J'ai quitté les immenses champs ukrainiens pour pédaler dans les immenses champs russes. Aucune cassure en passant d’un pays à l’autre : les mêmes paysages, les mêmes “babouchkas” aux foulards multicolores, la même langue… C'est fascinant de voir cette culture russe régner sur des millions d'individus au-delà de toutes frontières. Cela lui confère une richesse extraordinaire mais amène aussi parfois une certaine "arrogance". Les russophones se suffisent à eux-mêmes et partout où je suis allé, le plus souvent, même les plus jeunes ne parlent pas anglais.

Après une nuit dans ma tente près d'une mer d'Azov pleine de poissons argentés (avec la visite de quelques jeunes en état d'ébriété, mais je ne fais plus attention à ce détail), je m'installe à Taganrog. Tout le monde vous dira que c’est une toute petite ville, et pour cause, c'est un confetti dans un petit coin de cet immense pays. Cette ville s'étend pourtant sur des kilomètres, les quartiers ressemblent tous à des centres-villes, on y est 300 000 habitants (comme Lausanne et sa région) et on a le choix entre trois stades ! Cette ville riquiqui me montre que j'ai bien franchi une frontière et que l'échelle des choses n'est plus la même. Finies les villes plongées dans le noir. Ici, elles ne sont noires que de monde.

C'est dans un de ces stades que je couche. Je passe une journée à régler les problèmes administratifs pour me faire enregistrer dans le pays. Dès notre premier contact, la responsable du bureau de l'immigration m'a foutu à la porte d'un coup de pied dans les parties sensibles (vélo oblige, je parle de mes fesses, bien sûr) en m'expliquant, en russe, les démarches à suivre. J'ai dû mobiliser les numéros un et deux du stade ainsi que les numéros six et douze de l'équipe locale (presque aussi musclés que moi) pour venir à bout de ces démarches kafkaïennes. Ces bonnes âmes m'ont sauvé la vie ! J'appartiens pour de bon à la famille des sportifs. Il ne me manque plus qu'un mannequin pour femme.

Mais ne rêvons pas, pour l'instant, je vous écris de la hutte du gardien de la mosquée de Rostov-sur-le-Don, une vraie grande ville portuaire de plus d'un million d'habitants. Les Musulmans d'ici (et c'en sont de vrais puisqu'ils ne boivent même pas de vodka !) sont des Tatars (encore eux, oui, mais attention ce ne sont pas des Tatars de Crimée !), des Tchétchènes, des Ouzbeks, des Daguestanais, etc. Ils disent vivre ici en paix et en harmonie. Le gardien de ma mosquée, lui, est Pakistanais. Il a fini là suite à un grave accident de voiture qui l'a obligé à arrêter ses affaires. La mosquée (financée par des fonds turcs) est toute neuve. L'ancienne, confisquée par les cocos, est aujourd'hui un club de l'armée, au grand désespoir de mes hôtes.

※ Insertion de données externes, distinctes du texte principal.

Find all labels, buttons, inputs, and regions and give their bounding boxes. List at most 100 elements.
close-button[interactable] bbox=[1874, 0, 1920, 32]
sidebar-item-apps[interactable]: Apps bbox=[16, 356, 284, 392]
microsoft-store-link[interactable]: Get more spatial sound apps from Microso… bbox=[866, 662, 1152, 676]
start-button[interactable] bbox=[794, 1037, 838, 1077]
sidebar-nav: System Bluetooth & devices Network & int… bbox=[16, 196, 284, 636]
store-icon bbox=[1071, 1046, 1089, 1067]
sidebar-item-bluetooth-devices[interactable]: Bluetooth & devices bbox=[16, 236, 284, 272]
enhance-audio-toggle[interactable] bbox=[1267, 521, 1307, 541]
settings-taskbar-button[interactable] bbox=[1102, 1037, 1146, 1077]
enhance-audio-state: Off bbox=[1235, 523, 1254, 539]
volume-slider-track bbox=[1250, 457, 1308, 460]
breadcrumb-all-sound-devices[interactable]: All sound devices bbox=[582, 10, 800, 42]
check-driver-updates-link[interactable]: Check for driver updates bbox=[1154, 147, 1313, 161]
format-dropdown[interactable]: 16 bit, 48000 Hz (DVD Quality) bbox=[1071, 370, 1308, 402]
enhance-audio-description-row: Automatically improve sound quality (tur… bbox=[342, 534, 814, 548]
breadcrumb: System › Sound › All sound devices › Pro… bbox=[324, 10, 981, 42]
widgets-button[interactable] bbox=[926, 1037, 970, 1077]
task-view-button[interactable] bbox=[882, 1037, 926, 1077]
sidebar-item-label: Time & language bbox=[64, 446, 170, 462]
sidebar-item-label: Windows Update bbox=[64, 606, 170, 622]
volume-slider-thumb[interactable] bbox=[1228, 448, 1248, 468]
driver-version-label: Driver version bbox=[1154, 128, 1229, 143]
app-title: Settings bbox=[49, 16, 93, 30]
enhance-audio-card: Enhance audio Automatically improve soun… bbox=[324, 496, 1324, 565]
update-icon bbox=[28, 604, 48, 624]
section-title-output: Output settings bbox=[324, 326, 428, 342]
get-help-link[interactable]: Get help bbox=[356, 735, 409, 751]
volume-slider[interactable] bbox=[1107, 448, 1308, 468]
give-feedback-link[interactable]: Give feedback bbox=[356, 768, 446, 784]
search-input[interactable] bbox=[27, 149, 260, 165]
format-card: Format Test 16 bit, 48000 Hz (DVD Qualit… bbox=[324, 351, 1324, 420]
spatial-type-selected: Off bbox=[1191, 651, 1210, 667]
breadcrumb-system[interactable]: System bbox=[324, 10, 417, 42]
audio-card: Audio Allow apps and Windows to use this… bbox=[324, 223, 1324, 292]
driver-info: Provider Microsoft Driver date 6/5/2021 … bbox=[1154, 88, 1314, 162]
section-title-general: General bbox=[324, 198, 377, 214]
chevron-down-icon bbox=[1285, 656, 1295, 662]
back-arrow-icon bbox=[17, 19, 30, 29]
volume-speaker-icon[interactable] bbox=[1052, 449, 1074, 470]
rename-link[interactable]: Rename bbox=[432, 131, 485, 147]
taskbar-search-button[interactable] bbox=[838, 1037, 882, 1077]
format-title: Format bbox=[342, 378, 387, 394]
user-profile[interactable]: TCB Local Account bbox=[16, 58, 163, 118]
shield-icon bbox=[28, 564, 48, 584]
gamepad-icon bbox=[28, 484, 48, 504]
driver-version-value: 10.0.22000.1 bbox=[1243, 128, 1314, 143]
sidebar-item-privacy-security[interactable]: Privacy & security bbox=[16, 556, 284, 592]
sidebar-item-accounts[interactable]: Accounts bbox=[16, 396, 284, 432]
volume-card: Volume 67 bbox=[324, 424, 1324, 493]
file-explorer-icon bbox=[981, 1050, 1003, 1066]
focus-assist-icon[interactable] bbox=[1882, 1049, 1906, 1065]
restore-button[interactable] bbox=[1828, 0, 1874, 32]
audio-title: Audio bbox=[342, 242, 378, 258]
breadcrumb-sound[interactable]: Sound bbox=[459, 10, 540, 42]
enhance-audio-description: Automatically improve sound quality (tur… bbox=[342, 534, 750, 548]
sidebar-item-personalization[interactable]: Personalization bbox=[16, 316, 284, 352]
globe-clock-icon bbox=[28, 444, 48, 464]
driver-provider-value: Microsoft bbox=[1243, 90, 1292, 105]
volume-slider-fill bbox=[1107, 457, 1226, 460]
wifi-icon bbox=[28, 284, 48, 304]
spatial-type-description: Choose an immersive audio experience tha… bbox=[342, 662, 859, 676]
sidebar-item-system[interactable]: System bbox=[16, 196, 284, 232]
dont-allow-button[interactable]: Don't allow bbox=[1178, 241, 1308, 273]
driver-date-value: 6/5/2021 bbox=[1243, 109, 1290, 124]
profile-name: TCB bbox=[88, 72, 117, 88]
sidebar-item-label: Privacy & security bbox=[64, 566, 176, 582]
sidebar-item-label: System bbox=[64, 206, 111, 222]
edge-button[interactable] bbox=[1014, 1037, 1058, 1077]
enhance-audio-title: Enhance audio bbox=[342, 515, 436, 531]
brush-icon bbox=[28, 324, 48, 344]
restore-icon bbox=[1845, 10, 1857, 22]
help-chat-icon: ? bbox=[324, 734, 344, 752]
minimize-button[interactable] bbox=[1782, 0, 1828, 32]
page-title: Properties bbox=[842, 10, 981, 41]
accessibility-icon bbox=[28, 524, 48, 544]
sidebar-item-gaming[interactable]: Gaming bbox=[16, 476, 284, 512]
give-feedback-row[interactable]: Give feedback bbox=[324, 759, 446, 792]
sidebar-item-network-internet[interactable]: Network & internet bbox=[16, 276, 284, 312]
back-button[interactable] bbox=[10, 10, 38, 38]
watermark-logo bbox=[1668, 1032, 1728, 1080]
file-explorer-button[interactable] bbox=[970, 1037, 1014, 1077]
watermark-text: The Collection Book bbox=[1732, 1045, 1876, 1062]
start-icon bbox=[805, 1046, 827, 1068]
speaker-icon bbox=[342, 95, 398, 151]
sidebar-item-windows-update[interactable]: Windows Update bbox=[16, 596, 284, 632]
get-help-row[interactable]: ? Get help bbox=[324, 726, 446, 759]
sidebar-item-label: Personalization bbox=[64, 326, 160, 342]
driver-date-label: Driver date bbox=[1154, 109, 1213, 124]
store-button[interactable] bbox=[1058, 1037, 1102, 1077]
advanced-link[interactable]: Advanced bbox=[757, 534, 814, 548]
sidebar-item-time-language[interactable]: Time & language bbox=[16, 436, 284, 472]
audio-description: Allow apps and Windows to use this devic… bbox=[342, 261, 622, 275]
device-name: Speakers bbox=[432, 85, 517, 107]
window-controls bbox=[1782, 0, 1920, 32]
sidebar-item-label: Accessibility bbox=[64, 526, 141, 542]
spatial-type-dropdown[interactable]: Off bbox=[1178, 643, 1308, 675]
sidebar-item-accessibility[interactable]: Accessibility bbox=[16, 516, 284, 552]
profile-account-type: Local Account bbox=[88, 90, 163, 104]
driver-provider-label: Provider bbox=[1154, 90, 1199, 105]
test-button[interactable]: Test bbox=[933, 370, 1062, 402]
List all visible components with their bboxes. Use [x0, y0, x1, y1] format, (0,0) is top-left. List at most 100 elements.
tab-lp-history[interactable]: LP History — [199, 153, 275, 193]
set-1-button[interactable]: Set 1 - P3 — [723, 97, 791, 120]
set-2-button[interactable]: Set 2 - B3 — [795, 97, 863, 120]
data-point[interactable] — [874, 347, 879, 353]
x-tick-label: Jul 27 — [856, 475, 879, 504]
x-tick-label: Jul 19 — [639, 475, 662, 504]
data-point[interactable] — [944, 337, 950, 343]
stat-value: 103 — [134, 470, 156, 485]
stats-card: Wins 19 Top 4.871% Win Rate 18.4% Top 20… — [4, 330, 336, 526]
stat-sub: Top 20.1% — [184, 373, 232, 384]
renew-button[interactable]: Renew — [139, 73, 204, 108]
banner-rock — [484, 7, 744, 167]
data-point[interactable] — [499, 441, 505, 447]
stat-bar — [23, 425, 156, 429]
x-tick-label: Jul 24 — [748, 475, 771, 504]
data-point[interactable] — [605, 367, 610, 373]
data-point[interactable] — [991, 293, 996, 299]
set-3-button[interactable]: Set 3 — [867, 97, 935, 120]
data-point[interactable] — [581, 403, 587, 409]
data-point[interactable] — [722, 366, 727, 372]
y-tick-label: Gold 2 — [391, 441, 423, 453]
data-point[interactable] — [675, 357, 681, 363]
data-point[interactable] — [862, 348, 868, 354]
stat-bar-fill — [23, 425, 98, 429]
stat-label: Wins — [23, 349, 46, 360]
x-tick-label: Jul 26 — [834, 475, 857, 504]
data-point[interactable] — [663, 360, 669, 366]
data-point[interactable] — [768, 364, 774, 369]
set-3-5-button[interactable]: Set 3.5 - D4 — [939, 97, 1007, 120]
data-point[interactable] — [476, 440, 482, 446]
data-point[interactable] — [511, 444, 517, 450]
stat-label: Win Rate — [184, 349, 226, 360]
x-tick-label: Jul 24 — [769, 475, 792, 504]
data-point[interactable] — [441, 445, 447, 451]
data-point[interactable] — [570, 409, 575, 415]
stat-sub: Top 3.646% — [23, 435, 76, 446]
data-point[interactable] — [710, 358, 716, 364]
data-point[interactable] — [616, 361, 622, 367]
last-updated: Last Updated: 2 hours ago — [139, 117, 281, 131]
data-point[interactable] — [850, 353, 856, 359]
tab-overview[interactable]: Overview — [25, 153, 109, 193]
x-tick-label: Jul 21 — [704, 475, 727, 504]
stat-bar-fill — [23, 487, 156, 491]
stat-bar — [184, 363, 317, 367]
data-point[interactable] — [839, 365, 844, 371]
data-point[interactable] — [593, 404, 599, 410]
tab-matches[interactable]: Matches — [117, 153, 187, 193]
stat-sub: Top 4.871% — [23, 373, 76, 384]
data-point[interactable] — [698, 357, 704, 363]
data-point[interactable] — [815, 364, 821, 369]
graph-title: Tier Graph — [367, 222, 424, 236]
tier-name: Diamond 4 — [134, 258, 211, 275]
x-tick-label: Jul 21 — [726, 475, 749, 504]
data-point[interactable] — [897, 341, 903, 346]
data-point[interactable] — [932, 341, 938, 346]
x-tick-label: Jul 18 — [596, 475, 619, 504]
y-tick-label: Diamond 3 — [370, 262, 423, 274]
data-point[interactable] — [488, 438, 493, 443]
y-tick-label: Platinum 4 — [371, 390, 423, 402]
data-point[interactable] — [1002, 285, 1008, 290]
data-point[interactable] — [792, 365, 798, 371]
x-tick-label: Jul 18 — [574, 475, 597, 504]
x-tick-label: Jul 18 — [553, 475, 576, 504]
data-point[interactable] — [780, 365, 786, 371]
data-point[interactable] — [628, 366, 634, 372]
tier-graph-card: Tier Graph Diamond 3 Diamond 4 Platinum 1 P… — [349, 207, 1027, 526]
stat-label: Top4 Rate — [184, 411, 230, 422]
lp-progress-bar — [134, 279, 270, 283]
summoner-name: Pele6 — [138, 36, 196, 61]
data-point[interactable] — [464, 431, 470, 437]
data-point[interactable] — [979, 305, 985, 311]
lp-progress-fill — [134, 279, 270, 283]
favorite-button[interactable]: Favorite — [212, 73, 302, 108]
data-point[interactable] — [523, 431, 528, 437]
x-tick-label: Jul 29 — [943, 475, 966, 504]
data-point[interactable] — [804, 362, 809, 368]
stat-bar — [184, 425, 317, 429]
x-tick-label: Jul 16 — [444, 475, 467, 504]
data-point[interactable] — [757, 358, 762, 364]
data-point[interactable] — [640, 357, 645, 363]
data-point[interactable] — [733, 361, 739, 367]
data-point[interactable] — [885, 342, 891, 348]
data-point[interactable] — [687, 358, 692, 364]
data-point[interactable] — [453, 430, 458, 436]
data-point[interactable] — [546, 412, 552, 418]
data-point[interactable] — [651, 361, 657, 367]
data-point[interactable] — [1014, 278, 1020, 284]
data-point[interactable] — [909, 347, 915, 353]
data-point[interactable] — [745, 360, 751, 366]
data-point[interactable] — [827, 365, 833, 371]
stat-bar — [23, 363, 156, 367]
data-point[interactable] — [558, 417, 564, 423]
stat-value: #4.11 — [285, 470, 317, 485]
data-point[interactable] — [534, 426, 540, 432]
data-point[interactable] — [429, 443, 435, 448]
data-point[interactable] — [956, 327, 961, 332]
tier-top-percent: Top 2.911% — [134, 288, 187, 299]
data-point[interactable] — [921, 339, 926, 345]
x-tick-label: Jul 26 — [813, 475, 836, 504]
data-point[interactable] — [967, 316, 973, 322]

Bref les rencontres se poursuivent. Je quitte cette ville aujourd'hui pour quelques jours à la campagne vers de nouvelles aventures… Vous me demandez plus de paysages et d'anecdotes dans mes chroniques… J'essaierai. La région est à présent pleine de vallons, mais je n'y prête même pas attention. Je vous l'ai dit, j'appartiens à la famille des sportifs à présent !
 



Dernier village étape avant Volgograd, en attendant la fin de la pluie, je suis invité par des étudiants à manger dans leur cantine. Soupe aux patates, soupe aux petits pois et chocolat chaud et pains seront notre seul repas. Une journée décidément sous le signe du liquide.


Petit déjeuner avec mes amis turcs : pain, beurre, lait et sucre. Tout est bio, bien sûr.


Au bord de la route, un couple russo-ouzbek tient une échoppe pour les travailleurs des champs et les automobilistes. Ce matin, œufs, pain et café seront le menu du cycliste que je suis.

  21 mai  : Un fond d’URSS au fond de la Russie

Volgograd

Voilà une semaine de passée entre Rostov-sur-le-Don et Volgograd, dans la campagne russe, là où aucun touriste n'aurait de raisons d'aller. Les villages sont espacés, le relief plat (seul le vent décide si ma journée sera un enfer ou un plaisir), et mon seul paysage se résume à des champs verts à perte de vue. De temps en temps, des petits bonshommes dedans. C'est chez l'un d'eux que j'ai atterri il y a quelques jours. Turc, sa famille vivait en Ouzbékistan depuis plusieurs générations. Et voilà 15 ans qu'il plante ses tomates ici avec sa famille, sur son petit champs ou le grand champs de son patron. Sa maison est tout au bout d'un étonnant village rempli de Turcs d'Ouzbékistan où les Russes eux-mêmes sont devenus minoritaires. La cohabitation ne se passe pas très bien, mais dit-il, “ils sont bien contents de trouver des travailleurs turcs”. Petit exotisme dans la famille : la mère (qui est aussi grand-mère) ouzbek, avec ses traits asiatiques. Et tout ce petit monde parle un mélange de turc, de russe et d'ouzbek. Moi, je dors avec les enfants.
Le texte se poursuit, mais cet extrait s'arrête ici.